Électrisés par cet exemple, les autres passagers se hâtèrent de l’imiter. Des embarcations se remplirent, les hommes saisirent les rames familières à la plupart des Anglais, et cinq minutes plus tard une escadre en miniature troublait les eaux du port du choc de ses avirons.

Thompson, en accostant le Seamew, fut en partie rassuré. Les six canots suspects appartenaient en effet à deux camps opposés, et leur antagonisme apportait aux assiégés un secours inespéré. Chaque fois que l’un d’eux tentait un mouvement en avant, un canot du parti adverse se mettait en travers, et rendait impossible l’approche de l’escalier gardé d’ailleurs par une douzaine de marins.

« Qu’y a-t-il donc, captain ? demanda Thompson essoufflé en sautant sur le pont.

— Je n’en sais rien, monsieur, répondit flegmatiquement le capitaine.

— Comment ! captain, vous ne savez pas ce qui a pu motiver une pareille émeute !

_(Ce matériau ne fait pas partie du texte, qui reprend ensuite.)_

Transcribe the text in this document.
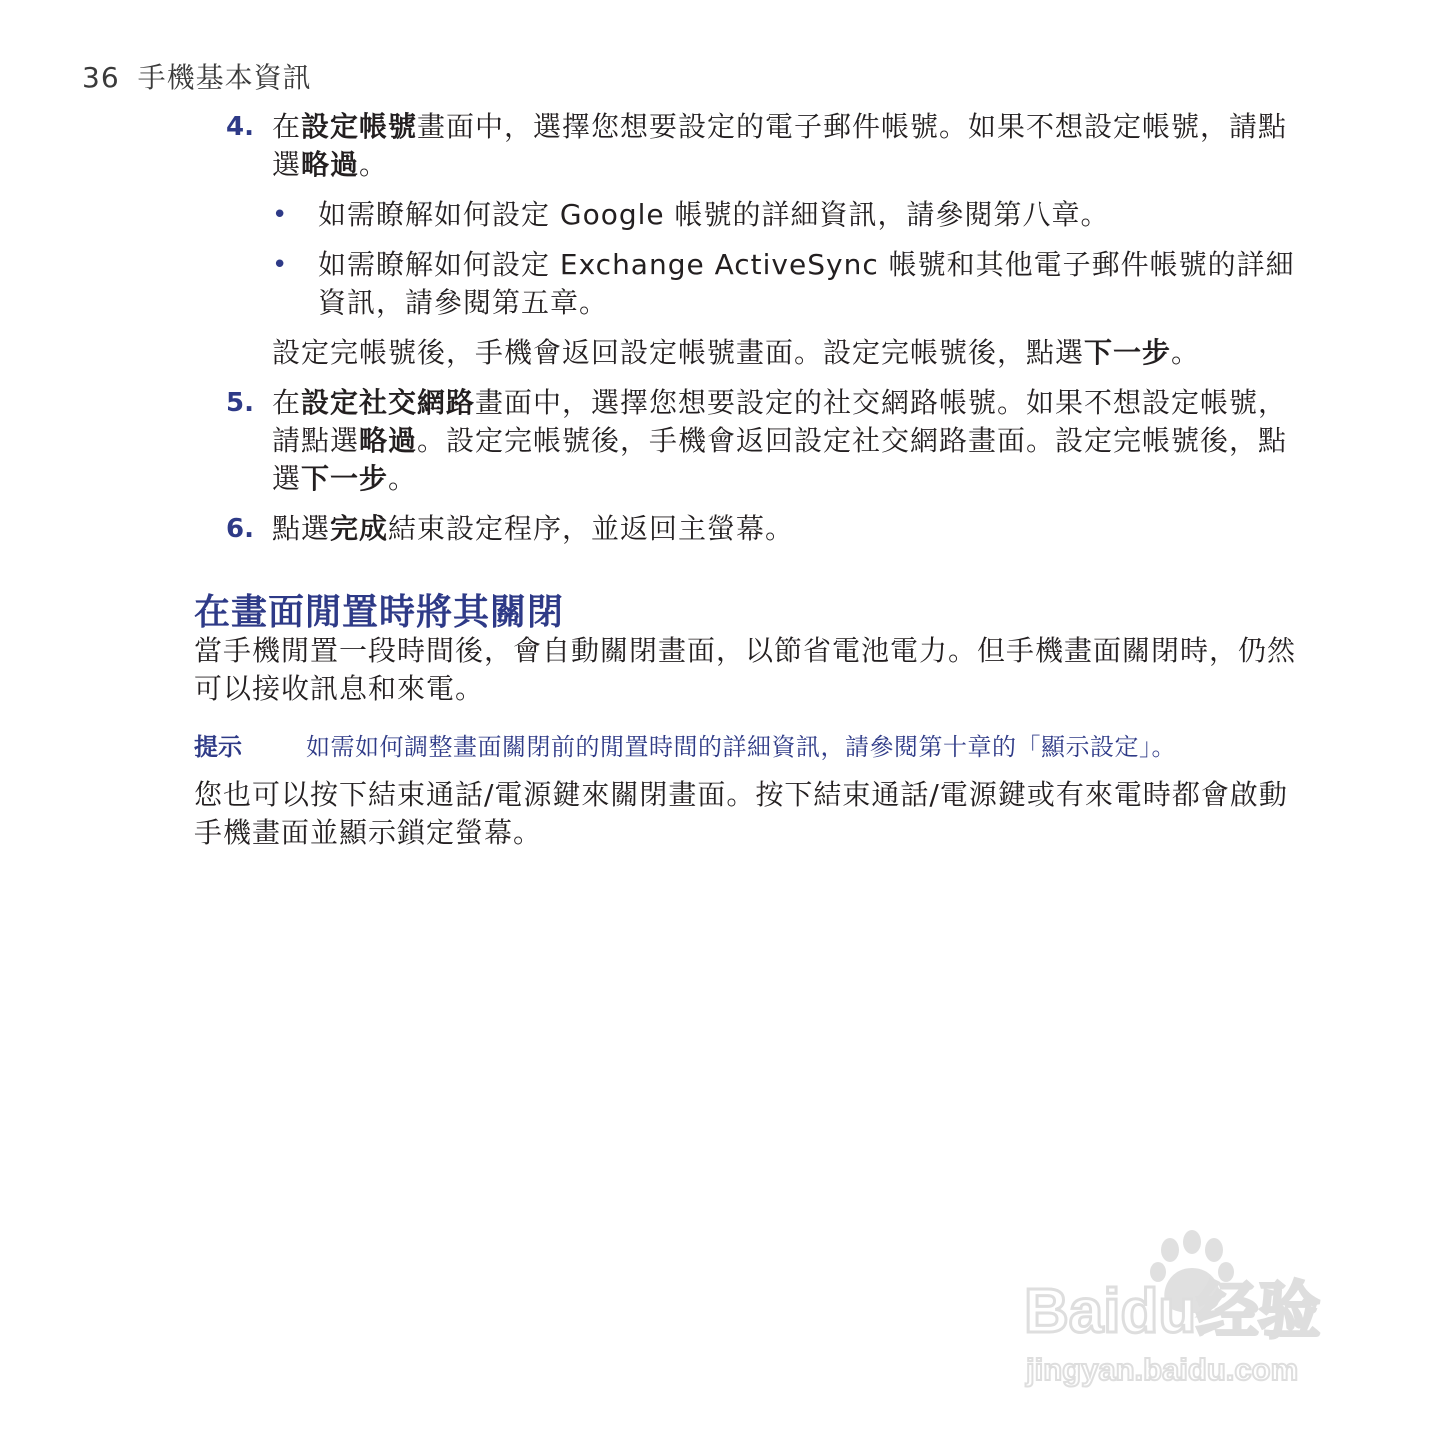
36 手機基本資訊
4. 在設定帳號畫面中，選擇您想要設定的電子郵件帳號。如果不想設定帳號，請點選略過。
• 如需瞭解如何設定 Google 帳號的詳細資訊，請參閱第八章。
• 如需瞭解如何設定 Exchange ActiveSync 帳號和其他電子郵件帳號的詳細資訊，請參閱第五章。
設定完帳號後，手機會返回設定帳號畫面。設定完帳號後，點選下一步。
5. 在設定社交網路畫面中，選擇您想要設定的社交網路帳號。如果不想設定帳號，請點選略過。設定完帳號後，手機會返回設定社交網路畫面。設定完帳號後，點選下一步。
6. 點選完成結束設定程序，並返回主螢幕。
在畫面閒置時將其關閉
當手機閒置一段時間後，會自動關閉畫面，以節省電池電力。但手機畫面關閉時，仍然可以接收訊息和來電。
提示	如需如何調整畫面關閉前的閒置時間的詳細資訊，請參閱第十章的「顯示設定」。
您也可以按下結束通話/電源鍵來關閉畫面。按下結束通話/電源鍵或有來電時都會啟動手機畫面並顯示鎖定螢幕。
Baidu经验
jingyan.baidu.com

— Absolument pas, monsieur. J’étais dans ma chambre, quand Mr. Flyship est venu me prévenir qu’une jeune fille était montée à bord et que des groupes aux allures menaçantes se rassemblaient sur le quai. J’ignore si l’un de ces faits découle de l’autre, car il m’a été impossible de comprendre un mot au damné jargon de la petite.

— Et cette enfant, captain, qu’en avez-vous fait ?

— Elle est au salon, monsieur.

— J’y vais, dit Thompson avec emphase, comme s’il eût couru à la mort. En attendant, captain, continuez à veiller sur le navire dont vous êtes responsable. »

Le capitaine, pour toute réponse, sourit dans sa moustache d’un air dédaigneux.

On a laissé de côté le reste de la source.